Gone from this year’s presidential campaign are most mentions of climate change, environmental pollution, or green jobs. Former Gov. Mitt Romney, the GOP presidential nominee, prefers to call attention instead to the country’s continuing dependence on foreign energy sources.
“I will set a national goal of North American energy independence by the year 2020,” Romney declared in August.
The line is now a standard part of Romney’s stump speech, and he repeated it in his first two debates with President Obama.
With that promise, Romney joins a long line of U.S. leaders who have preached the virtues of energy independence. Few, however, have explained precisely what this goal means.
A Global Market
In truth, it would be virtually impossible for any country to be totally independent where energy is concerned. Not only would it have to produce all its own oil; it would also have to be independent of the global economy.
Like sugar, wheat, gold and other commodities, oil is also bought and sold on a global market. All the oil produced in the world becomes part of the global oil supply; all the oil used comes out of that supply. The global oil price depends on the supply/demand relation, and the price is essentially the same for all countries.
Energy analyst Amy Jaffe likens players in the global oil market to swimmers in a swimming pool.
“If you’re in the deep end or the shallow end and somebody takes water out of the pool, it affects both swimmers equally,” Jaffe says. “[It’s the] same thing if we start pouring water in. You’re not pouring the water into just the deep end or just the shallow end.”
With oil, all countries are affected when the total supply is down relative to demand; the price goes up. When the supply is boosted and there is plenty of oil for everyone, the global price goes down.
With respect to price, therefore, there is no such thing as energy independence. Even if the U.S. were producing as much oil as it was consuming, a halt in production by Iran or Saudi Arabia would still drive up the oil price in the U.S.
Energy Security
But there is another way to think about energy independence. If a country produces as much oil as it uses, it is less vulnerable to some foreign country shutting the tap. Jaffe, executive director of energy and sustainability at the University of California, Davis, says this is the big reason governments want to reduce their dependence on foreign oil producers.
“If someone is going to cut off your supply, because they don’t like your foreign policy or they want to keep you from attacking a country, this is a dangerous thing,” Jaffe says.
But is “energy independence” the proper term to describe the national goal?
“I prefer the term ‘energy security,’ ” says Roger Altman, who served as deputy Treasury secretary under President Clinton.
“What that means,” Altman says, “is, ‘Let’s get to the point where the amount we import from rogue or potentially rogue nations who might be hostile to us is down to a point where, if suddenly that supply was interrupted or shut off, we go right on.’ “
The U.S. learned the importance of “energy security” in 1973, when Arab countries imposed an oil boycott on the United States to protest its military support for Israel in its war against Egypt and Syria.
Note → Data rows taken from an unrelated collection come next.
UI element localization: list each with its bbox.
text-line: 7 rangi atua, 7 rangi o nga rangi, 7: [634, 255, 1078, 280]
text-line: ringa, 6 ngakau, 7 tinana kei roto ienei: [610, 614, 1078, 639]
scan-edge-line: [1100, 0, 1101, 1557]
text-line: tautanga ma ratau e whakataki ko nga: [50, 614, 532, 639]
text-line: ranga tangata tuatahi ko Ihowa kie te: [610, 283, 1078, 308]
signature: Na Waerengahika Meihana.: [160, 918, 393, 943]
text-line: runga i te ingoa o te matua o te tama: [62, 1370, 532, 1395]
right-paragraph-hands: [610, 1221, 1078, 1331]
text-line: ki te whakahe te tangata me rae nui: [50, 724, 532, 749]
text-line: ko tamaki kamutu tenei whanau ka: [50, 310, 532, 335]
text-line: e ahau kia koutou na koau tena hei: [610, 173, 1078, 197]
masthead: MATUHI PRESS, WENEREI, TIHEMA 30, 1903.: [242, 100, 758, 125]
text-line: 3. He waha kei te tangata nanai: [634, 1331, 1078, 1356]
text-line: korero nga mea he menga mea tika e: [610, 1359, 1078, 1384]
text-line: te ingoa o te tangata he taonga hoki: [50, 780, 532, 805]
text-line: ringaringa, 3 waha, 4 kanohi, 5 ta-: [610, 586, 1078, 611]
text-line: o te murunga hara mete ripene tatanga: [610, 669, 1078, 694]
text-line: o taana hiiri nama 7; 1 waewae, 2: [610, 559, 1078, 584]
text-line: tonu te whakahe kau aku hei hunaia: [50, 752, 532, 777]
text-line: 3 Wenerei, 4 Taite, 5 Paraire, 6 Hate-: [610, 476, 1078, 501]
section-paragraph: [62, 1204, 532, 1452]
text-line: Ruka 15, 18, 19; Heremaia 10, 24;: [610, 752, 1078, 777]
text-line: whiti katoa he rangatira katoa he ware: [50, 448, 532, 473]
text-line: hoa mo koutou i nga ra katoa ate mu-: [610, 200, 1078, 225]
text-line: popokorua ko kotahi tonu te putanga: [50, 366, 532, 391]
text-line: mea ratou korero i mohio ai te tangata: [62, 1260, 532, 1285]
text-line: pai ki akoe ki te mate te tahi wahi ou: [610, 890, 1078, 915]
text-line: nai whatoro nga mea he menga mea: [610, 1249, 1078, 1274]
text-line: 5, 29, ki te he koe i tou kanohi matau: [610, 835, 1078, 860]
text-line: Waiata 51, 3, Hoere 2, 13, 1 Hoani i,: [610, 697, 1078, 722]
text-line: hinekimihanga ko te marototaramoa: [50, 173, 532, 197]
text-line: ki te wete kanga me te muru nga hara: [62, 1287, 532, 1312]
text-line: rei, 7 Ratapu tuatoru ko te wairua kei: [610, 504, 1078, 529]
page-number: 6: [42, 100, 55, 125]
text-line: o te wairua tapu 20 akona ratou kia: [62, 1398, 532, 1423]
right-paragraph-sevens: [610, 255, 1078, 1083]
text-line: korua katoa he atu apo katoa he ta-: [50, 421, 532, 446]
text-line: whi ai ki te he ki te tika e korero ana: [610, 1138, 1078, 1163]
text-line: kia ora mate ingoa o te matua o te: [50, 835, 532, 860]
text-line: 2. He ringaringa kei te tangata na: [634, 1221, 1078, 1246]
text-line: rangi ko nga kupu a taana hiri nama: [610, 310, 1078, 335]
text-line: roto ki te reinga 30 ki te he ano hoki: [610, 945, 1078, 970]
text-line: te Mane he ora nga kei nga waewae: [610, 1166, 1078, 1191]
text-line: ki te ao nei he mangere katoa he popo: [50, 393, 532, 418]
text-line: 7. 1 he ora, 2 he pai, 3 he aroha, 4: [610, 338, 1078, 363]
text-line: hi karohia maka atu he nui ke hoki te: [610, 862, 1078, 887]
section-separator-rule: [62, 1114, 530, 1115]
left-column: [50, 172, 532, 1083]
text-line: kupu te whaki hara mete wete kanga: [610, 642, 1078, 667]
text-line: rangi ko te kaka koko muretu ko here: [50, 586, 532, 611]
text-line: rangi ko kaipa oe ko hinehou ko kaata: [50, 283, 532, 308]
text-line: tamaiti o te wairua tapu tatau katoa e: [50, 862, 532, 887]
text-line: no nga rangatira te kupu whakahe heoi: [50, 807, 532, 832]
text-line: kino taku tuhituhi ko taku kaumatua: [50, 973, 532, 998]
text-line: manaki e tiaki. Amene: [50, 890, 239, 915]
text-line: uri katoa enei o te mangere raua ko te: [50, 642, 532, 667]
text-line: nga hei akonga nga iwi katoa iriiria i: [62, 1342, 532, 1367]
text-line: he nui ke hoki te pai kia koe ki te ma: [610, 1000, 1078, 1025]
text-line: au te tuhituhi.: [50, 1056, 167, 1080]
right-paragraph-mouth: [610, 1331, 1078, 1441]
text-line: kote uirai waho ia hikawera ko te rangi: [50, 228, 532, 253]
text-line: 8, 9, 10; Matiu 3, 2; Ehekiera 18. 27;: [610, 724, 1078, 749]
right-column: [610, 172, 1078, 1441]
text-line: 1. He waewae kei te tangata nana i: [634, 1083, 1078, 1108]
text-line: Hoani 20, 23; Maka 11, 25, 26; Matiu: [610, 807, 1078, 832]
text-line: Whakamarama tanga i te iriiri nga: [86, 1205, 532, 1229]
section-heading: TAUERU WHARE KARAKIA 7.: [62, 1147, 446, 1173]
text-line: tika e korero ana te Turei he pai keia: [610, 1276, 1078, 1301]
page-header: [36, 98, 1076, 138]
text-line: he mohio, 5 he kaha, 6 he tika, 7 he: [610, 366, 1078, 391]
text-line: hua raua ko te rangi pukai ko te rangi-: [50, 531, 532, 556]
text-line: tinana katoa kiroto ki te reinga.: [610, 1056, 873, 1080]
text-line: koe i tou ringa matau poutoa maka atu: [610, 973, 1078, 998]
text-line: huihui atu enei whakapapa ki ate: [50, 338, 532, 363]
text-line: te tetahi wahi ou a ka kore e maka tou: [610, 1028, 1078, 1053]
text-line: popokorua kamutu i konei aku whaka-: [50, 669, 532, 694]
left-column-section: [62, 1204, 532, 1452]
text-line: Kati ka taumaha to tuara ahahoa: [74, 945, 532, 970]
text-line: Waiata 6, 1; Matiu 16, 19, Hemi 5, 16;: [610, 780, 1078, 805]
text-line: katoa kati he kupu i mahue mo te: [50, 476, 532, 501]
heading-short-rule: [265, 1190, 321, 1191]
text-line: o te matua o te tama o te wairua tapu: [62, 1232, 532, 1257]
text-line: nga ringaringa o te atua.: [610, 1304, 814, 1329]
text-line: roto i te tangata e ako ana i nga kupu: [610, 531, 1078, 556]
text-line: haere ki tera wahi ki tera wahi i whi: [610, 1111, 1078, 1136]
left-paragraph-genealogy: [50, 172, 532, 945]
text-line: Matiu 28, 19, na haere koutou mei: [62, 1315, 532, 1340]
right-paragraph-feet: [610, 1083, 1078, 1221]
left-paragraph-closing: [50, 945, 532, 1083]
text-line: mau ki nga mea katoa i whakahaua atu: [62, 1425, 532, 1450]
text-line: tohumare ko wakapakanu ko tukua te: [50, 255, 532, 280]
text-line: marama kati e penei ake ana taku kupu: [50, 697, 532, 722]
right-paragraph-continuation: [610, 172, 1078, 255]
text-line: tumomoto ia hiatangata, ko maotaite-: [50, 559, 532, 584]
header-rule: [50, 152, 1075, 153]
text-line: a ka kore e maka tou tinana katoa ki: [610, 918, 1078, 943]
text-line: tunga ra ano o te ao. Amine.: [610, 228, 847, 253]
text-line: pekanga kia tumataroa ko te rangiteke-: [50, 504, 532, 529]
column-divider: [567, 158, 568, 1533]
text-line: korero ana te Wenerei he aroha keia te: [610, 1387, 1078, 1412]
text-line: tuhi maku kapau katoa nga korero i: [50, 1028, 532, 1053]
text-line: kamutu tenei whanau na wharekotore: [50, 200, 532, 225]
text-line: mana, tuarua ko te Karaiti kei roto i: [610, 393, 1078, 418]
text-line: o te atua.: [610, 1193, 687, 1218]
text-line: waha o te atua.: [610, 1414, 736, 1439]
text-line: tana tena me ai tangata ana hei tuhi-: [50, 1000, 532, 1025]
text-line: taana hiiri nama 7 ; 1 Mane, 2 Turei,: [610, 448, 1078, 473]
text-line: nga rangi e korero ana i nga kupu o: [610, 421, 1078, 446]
Americans were soon waiting in long lines at gas stations.
In response to the Arab oil boycott, President Nixon set a new national goal in his 1974 State of the Union speech.
“At the end of this decade, in the year 1980,” Nixon proposed, “the United States will not be dependent on any other country for the energy we need to provide our jobs, to heat our homes and to keep our transportation moving.”
A Glimmer Of Hope
The fact that we are still talking about this goal nearly 40 years later shows how hard it is to achieve. But there is reason now to believe that energy security may finally be within reach. Energy production in the U.S. is booming, thanks in large part to new techniques for extracting oil and gas from hard-to-reach deposits.
According to the latest estimates from the U.S. government’s Energy Information Administration, U.S. production of oil and other liquid petroleum products could soon overtake production from Saudi Arabia, the world’s No. 1 oil producer. Oil imports, meanwhile, are declining.
U.S. energy demand remains high, however, and it is likely to be years before the United States has an energy supply entirely its own.
Even in that case, however, the U.S. could significantly boost its energy security, because new production throughout the Western Hemisphere would leave the country less vulnerable to a shutoff from the Middle East or elsewhere.
“It doesn’t mean we would never import another barrel of oil outside the Western Hemisphere,” says Altman, who is now the chairman of Evercore Partners, an investment banking firm. “What it means is that most of our oil imports would come from Canada, Mexico, Brazil and so forth, and whatever happened in the Middle East would have no severe downside for our economic stability.”
This is progress. It’s hard to imagine how a conflict with Brazil or Mexico, much less with Canada, could jeopardize the U.S. energy supply.
Increased energy security on the supply side, however, does not mean energy independence on the economic side. A smaller share of the oil we use in the U.S. comes from foreign sources today than was the case a decade ago. But an increase in the world oil price has left U.S. consumers paying more at the gas pump and reminded them of their continued dependence on market events beyond White House control.